Neville, 57, died Dec. 4 in a hospital, four days after he was arrested on a misdemeanor charge of assaulting a female, according to The News & Observer. A recently-completed autopsy found he died of brain injuries caused by oxygen deprivation and a heart attack from being held in a prone restraint, WXII 12 news reported. WXII 12 News, a Winston-Salem news station.
While in jail sleeping, Neville fell out of a top bunk because of an unspecified medical condition, O’Neill said, according to news accounts of Wednesday’s press conference.
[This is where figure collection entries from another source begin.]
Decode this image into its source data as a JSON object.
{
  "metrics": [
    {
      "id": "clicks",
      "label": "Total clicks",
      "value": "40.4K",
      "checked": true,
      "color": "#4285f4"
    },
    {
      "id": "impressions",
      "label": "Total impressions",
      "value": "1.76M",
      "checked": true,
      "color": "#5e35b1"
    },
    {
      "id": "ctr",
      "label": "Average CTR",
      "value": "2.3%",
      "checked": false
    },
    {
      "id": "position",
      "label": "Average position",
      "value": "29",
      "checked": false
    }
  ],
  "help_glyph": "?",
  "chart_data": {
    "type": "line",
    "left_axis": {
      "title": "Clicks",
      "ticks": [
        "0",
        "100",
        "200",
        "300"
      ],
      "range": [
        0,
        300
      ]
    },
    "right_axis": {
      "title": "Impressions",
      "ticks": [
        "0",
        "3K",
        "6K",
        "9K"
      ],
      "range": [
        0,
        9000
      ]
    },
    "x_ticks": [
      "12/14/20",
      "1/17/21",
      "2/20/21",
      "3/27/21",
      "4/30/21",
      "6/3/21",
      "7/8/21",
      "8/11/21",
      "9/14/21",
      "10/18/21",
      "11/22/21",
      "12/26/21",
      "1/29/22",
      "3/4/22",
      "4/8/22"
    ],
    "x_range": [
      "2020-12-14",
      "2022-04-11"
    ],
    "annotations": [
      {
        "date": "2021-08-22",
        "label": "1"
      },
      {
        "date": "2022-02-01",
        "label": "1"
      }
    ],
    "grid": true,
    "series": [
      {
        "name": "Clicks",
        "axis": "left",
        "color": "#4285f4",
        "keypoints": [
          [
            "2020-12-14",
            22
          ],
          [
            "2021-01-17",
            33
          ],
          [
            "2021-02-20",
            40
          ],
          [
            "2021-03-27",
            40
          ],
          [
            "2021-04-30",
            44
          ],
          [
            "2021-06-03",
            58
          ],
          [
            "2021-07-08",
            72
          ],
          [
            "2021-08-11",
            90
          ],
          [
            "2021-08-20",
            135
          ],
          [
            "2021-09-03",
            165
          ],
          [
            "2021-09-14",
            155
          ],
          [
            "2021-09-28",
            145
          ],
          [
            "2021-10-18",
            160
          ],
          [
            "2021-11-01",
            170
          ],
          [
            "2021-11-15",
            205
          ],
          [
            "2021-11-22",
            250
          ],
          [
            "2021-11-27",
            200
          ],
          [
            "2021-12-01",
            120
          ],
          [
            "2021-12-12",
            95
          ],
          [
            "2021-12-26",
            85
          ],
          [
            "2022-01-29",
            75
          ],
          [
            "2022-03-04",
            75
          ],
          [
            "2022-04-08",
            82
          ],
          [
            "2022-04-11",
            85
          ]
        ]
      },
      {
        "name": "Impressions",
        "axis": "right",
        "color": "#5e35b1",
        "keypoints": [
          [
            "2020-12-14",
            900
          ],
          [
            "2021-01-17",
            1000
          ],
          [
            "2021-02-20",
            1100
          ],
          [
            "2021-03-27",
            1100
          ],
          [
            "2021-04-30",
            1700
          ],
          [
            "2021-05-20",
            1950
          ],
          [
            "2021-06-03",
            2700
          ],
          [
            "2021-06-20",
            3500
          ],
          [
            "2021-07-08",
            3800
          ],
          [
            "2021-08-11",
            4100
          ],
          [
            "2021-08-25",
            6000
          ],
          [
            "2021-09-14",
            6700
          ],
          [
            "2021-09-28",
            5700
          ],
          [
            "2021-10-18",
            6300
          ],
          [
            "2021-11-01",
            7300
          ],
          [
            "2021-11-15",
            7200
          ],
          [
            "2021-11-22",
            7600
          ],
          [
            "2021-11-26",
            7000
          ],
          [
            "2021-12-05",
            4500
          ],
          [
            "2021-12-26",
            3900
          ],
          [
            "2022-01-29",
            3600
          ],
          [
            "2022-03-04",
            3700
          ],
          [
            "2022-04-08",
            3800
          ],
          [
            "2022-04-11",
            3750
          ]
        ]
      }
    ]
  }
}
Detention officers and a nurse sent to his cell found him disoriented and confused before moving him to an observation room where he was apparently restrained.
“The autopsy also revealed Neville had acute altered mental status and asthma, and detailed that Neville repeatedly said, ‘I can’t breathe,’ as detention officers tried, unsuccessfully, to remove his handcuffs during the ordeal,” WXII reported.
While surveillance footage of the incident exists, it has not yet been released and can only be released by a court order. The News & Observer has filed a request asking a judge to release the footage and a hearing is scheduled for next week, according to the N&O.
Gov. Roy Cooper vetoed a bill this week that contained a provision seeking to make death investigation records secret when information is passed on to medical examiners by law enforcement. That would likely include those who died while in police custody. Currently, autopsies conducted by the N.C. Office of the Chief Medical Examiner are public records.